Add a final layer: the rest of the pasta, followed by a couple more cups of sauce, and then the remainder of the beaten eggs. If things look like they’re gonna go overboard, just shake the pan a bit to get everything to settle nicely.
Fold the dough over the filling to seal completely. If there’s too much dough and it’s overlapping a lot, just trim it away. If there’s not enough dough, cut the folds, roll it out again into a thin layer, and drape over the top and seal the edges with your fingers to form a “lid”. It doesn’t have to look pretty, guys: this whole thing’s literally going upside down later.
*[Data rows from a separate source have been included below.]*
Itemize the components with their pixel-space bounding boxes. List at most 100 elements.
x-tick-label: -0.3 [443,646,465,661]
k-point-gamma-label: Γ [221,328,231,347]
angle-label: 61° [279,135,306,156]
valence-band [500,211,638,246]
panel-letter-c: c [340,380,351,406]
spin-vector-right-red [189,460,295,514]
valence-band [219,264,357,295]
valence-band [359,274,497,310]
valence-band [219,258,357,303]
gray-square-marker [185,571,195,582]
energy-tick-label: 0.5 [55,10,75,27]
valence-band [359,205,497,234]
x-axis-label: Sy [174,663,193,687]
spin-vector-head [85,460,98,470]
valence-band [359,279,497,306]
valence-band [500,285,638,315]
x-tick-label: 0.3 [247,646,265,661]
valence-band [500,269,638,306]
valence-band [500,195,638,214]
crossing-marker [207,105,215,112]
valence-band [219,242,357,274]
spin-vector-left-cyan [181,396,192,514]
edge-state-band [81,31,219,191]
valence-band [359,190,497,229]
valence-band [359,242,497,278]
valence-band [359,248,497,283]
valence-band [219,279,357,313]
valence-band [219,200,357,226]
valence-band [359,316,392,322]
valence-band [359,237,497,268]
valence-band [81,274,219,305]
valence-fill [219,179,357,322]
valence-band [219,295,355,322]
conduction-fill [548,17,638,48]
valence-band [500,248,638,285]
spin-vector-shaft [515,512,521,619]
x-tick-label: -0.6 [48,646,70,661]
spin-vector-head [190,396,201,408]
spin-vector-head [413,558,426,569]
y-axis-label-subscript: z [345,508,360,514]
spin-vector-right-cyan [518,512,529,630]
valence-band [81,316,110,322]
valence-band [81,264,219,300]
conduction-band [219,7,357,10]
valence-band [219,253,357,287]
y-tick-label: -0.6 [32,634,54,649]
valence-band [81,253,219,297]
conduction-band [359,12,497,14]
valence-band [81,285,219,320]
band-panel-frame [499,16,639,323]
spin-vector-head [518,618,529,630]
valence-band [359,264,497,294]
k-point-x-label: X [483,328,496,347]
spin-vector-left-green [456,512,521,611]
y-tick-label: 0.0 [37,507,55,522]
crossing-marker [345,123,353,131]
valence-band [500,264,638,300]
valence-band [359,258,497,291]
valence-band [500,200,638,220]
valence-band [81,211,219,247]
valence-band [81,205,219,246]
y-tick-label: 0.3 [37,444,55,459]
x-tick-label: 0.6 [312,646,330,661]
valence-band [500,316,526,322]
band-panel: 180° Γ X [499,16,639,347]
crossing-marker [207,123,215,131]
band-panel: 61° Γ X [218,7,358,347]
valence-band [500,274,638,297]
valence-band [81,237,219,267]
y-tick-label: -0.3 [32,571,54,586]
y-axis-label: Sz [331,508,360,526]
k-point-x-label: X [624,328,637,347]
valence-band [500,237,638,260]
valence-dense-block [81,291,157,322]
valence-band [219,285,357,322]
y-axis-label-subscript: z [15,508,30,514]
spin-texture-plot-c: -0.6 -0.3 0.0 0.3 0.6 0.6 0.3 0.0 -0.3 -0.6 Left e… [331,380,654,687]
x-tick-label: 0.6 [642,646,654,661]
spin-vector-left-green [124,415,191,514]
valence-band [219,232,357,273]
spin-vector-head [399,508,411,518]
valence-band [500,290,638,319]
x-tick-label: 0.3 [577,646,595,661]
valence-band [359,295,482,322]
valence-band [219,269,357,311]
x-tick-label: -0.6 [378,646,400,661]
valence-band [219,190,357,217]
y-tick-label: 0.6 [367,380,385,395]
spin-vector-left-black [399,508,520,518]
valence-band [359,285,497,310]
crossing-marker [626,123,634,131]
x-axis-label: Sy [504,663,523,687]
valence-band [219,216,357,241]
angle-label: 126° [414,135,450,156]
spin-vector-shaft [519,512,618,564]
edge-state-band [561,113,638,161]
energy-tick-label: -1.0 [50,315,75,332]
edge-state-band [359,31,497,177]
Don’t freak.
Bake this mother for 1 ½ hours until golden brown. Take it out of the oven and let it rest for at least 30 minutes. This whole resting process is gonna get annoying, but the reason we do it is so when we invert the thing, everything doesn’t fall apart into a hot liquid lava mess. That would be super embarrassing.
Grab a Kerry (friend) to help you do this next part: get ahold of the pan firmly and flip the timpano upside down and invert it onto a serving platter. DO NOT REMOVE THE PAN. Let it rest upside down in its dish for another 30 minutes. Patience is key—can you imagine losing this thing after all the hard work you’ve done because you couldn’t wait? Go have another glass of vino.
Now slowly and gently remove the pan and let the timpano rest out in the open for yet another 20 goddamn minutes.
Using a long sharp knife, cut a circle about 2-3 inches in diameter in the center of the timpano, making sure to cut all the way to the bottom. Cut the timpano like you would a pie into individual portions, leaving the center circle as a support for the remaining pieces. Transfer the pieces with the help of a spatula onto plates. Behold its glory. Eat. Then go lie down.
Serves about a million people. Seriously, there were 9 of us, and we barely got through half, with seconds.